Выбрать главу

Молча мы возвращались домой в Стонигейт, садились под рождественской елкой и негромко делились рассказами о том, каким человеком он был. По ночам я лежал в постели, уперев голову о стену, и вспоминал деда: как он расставлял свои реликвии, как распевал про былую молодость. Я зажимал в ладони аммонита, я гладил пальцами кусочек окаменевшего дерева. Я писал рассказы о мертвых маленьких шахтерах, на закате играющих у реки. Я выглядывал в окно и, пришурясь, видел их там — резвящихся на воле тощих обитателей пустыря. Стоило прекратить щуриться, и они исчезали. Я сочинял дальше свой рассказ о Лаке и его странствии по великой снежной пустыне, все искал способ вернуть его с сестренкой домой. Я читал о дрожи земных недр, о конвульсиях континентов с их расползанием в стороны и столкновениями. Я писал о льдах, настолько мощных, что они могли двигать горы. Я писал о древних морях, чей донный ил лежит в сотне футов и сотне миллионов лет под Стонигейтом. Во снах ко мне приходил Светлячок — он вел меня бессчетными туннелями, а потом бросал одного в кромешной темноте. Мне снились шаманы и колдуны, плясавшие в ночи, а также рассказчики, шептавшие сквозь языки пламени. Я чувствовал руку матери Лака, крепко сжавшую мою собственную, ощущал твердость цветных камушков на своей ладони. В ночи мне слышалось едва слышное, хрипловатое пение: «Бывал я молод, и в расцве-ете сил…» — но оно сразу смолкало, стоило только проснуться.

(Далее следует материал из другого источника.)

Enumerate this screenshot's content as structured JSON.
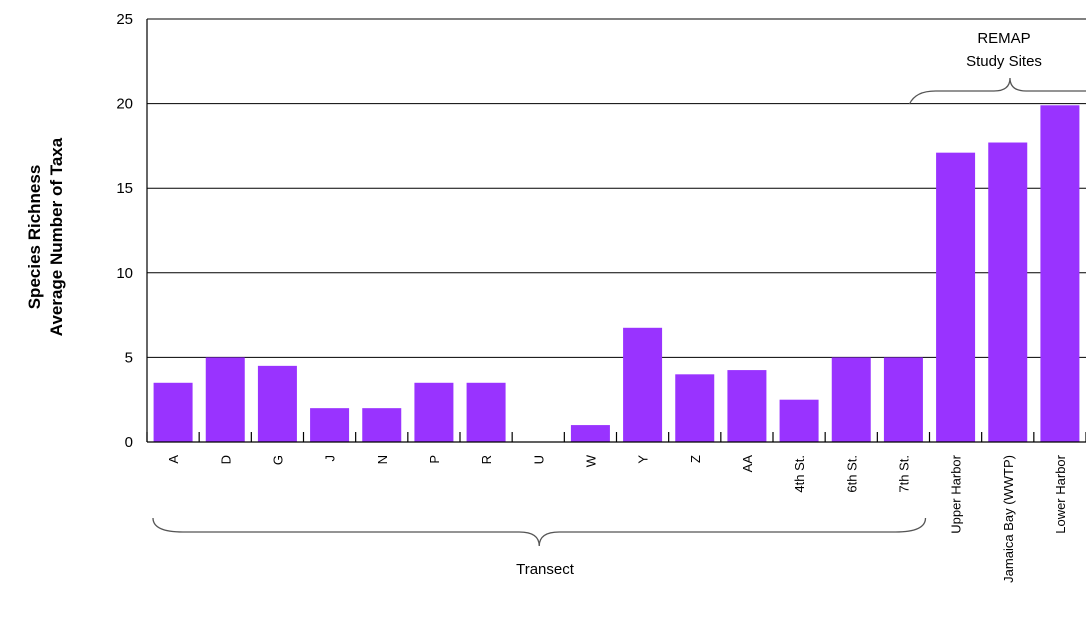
{
  "chart_data": {
    "type": "bar",
    "ylabel_lines": [
      "Species Richness",
      "Average Number of Taxa"
    ],
    "ylim": [
      0,
      25
    ],
    "yticks": [
      0,
      5,
      10,
      15,
      20,
      25
    ],
    "grid": true,
    "bar_color": "#9933ff",
    "categories": [
      "A",
      "D",
      "G",
      "J",
      "N",
      "P",
      "R",
      "U",
      "W",
      "Y",
      "Z",
      "AA",
      "4th St.",
      "6th St.",
      "7th St.",
      "Upper Harbor",
      "Jamaica Bay (WWTP)",
      "Lower Harbor"
    ],
    "values": [
      3.5,
      5.0,
      4.5,
      2.0,
      2.0,
      3.5,
      3.5,
      0,
      1.0,
      6.75,
      4.0,
      4.25,
      2.5,
      5.0,
      5.0,
      17.1,
      17.7,
      19.9
    ],
    "groups": [
      {
        "label": "Transect",
        "from": 0,
        "to": 14,
        "position": "below"
      },
      {
        "label_lines": [
          "REMAP",
          "Study Sites"
        ],
        "from": 15,
        "to": 17,
        "position": "above"
      }
    ]
  }
}
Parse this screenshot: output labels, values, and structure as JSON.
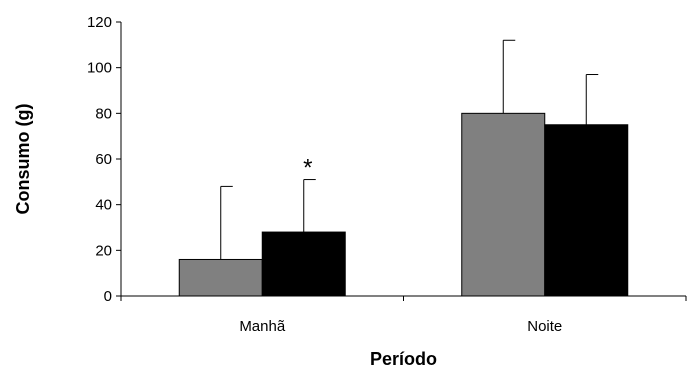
{
  "chart_data": {
    "type": "bar",
    "categories": [
      "Manhã",
      "Noite"
    ],
    "series": [
      {
        "values": [
          16,
          80
        ],
        "error": [
          32,
          32
        ],
        "color": "#808080"
      },
      {
        "values": [
          28,
          75
        ],
        "error": [
          23,
          22
        ],
        "color": "#000000"
      }
    ],
    "xlabel": "Período",
    "ylabel": "Consumo (g)",
    "ylim": [
      0,
      120
    ],
    "yticks": [
      0,
      20,
      40,
      60,
      80,
      100,
      120
    ],
    "annotations": [
      {
        "text": "*",
        "category_index": 0,
        "series_index": 1
      }
    ],
    "grid": false,
    "legend": "none"
  }
}
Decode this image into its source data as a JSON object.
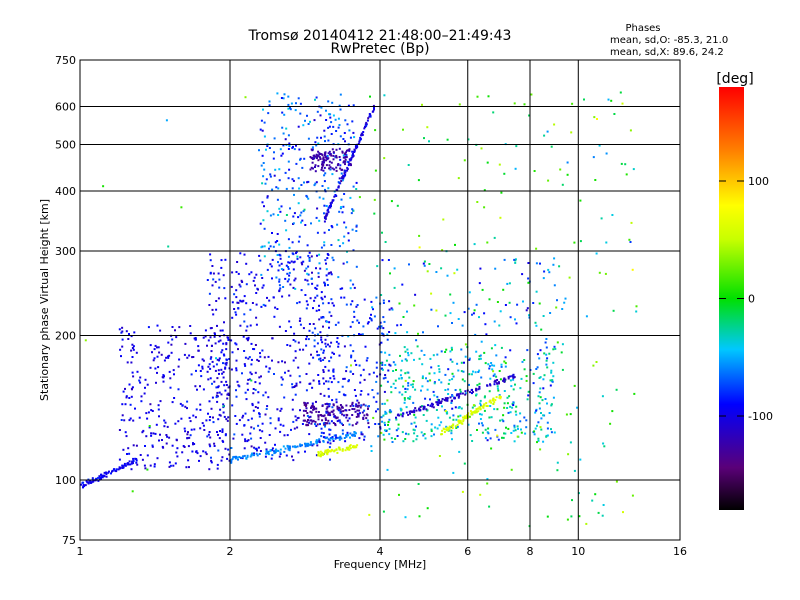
{
  "chart_data": {
    "type": "scatter",
    "title": "Tromsø 20140412 21:48:00–21:49:43",
    "subtitle": "RwPretec (Bp)",
    "xlabel": "Frequency [MHz]",
    "ylabel": "Stationary phase Virtual Height [km]",
    "x_scale": "log",
    "y_scale": "log",
    "xlim": [
      1,
      16
    ],
    "ylim": [
      75,
      750
    ],
    "x_ticks": [
      "1",
      "2",
      "4",
      "6",
      "8",
      "10",
      "16"
    ],
    "x_tick_values": [
      1,
      2,
      4,
      6,
      8,
      10,
      16
    ],
    "y_ticks": [
      "75",
      "100",
      "200",
      "300",
      "400",
      "500",
      "600",
      "750"
    ],
    "y_tick_values": [
      75,
      100,
      200,
      300,
      400,
      500,
      600,
      750
    ],
    "grid": true,
    "legend": {
      "title": "Phases",
      "lines": [
        "mean, sd,O: -85.3, 21.0",
        "mean, sd,X: 89.6, 24.2"
      ],
      "placement": "top-right"
    },
    "colorbar": {
      "label": "[deg]",
      "ticks": [
        "100",
        "0",
        "-100"
      ],
      "tick_values": [
        100,
        0,
        -100
      ],
      "range": [
        -180,
        180
      ],
      "colormap": "rainbow (black-purple-blue-cyan-green-yellow-red)"
    },
    "clusters": [
      {
        "fmin": 1.0,
        "fmax": 1.3,
        "hmin": 97,
        "hmax": 110,
        "phase": -95,
        "spread": 20,
        "n": 90,
        "shape": "trace"
      },
      {
        "fmin": 1.2,
        "fmax": 2.0,
        "hmin": 105,
        "hmax": 210,
        "phase": -100,
        "spread": 25,
        "n": 320
      },
      {
        "fmin": 1.8,
        "fmax": 3.2,
        "hmin": 110,
        "hmax": 300,
        "phase": -95,
        "spread": 35,
        "n": 520
      },
      {
        "fmin": 2.0,
        "fmax": 3.6,
        "hmin": 110,
        "hmax": 125,
        "phase": -60,
        "spread": 15,
        "n": 120,
        "shape": "trace"
      },
      {
        "fmin": 2.3,
        "fmax": 3.6,
        "hmin": 250,
        "hmax": 640,
        "phase": -70,
        "spread": 60,
        "n": 340
      },
      {
        "fmin": 2.9,
        "fmax": 3.5,
        "hmin": 440,
        "hmax": 490,
        "phase": -125,
        "spread": 15,
        "n": 110
      },
      {
        "fmin": 3.1,
        "fmax": 3.9,
        "hmin": 350,
        "hmax": 600,
        "phase": -100,
        "spread": 30,
        "n": 110,
        "shape": "trace"
      },
      {
        "fmin": 2.8,
        "fmax": 3.8,
        "hmin": 130,
        "hmax": 145,
        "phase": -130,
        "spread": 15,
        "n": 140
      },
      {
        "fmin": 3.0,
        "fmax": 3.6,
        "hmin": 113,
        "hmax": 118,
        "phase": 60,
        "spread": 15,
        "n": 60,
        "shape": "trace"
      },
      {
        "fmin": 3.0,
        "fmax": 4.2,
        "hmin": 120,
        "hmax": 240,
        "phase": -85,
        "spread": 40,
        "n": 220
      },
      {
        "fmin": 4.0,
        "fmax": 9.0,
        "hmin": 120,
        "hmax": 190,
        "phase": -40,
        "spread": 70,
        "n": 430
      },
      {
        "fmin": 4.3,
        "fmax": 7.5,
        "hmin": 135,
        "hmax": 165,
        "phase": -110,
        "spread": 20,
        "n": 120,
        "shape": "trace"
      },
      {
        "fmin": 5.3,
        "fmax": 7.0,
        "hmin": 125,
        "hmax": 150,
        "phase": 60,
        "spread": 15,
        "n": 90,
        "shape": "trace"
      },
      {
        "fmin": 4.0,
        "fmax": 9.5,
        "hmin": 190,
        "hmax": 290,
        "phase": -60,
        "spread": 70,
        "n": 90
      },
      {
        "fmin": 3.8,
        "fmax": 13.0,
        "hmin": 80,
        "hmax": 650,
        "phase": 0,
        "spread": 100,
        "n": 200
      },
      {
        "fmin": 1.0,
        "fmax": 16.0,
        "hmin": 90,
        "hmax": 700,
        "phase": 0,
        "spread": 100,
        "n": 40
      }
    ]
  }
}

Элли с головой ушла в свою роль в «Снежной королеве». Она так ярко лучилась этой радостью, что в ее глазах мне и вправду начинали мерещиться искрящиеся снега и льды. Разучивая передо мною свою роль, она растопыривала пальцы-когти, зловещим шепотом повторяла каждую реплику и с ужасающей грацией кралась по сугробам, а потом, лопаясь со смеху, расшвыривала снег ногами, взметая вокруг целые вихри. Мисс Буш призналась мне, что Элли рождена для сцены, настоящий талант. Какая она молодец, что выбрала карьеру актрисы! Подмигнув, учительница предупредила: нам нужно только проследить, чтобы юная актриса не слишком увлеклась. День премьеры приближался, и Элли все быстрее, все легче давалось перевоплощение в «ледяную девочку». Она словно выключателем щелкала: вмиг превращалась из Элли, какой была в обычной жизни, в героиню пьесы.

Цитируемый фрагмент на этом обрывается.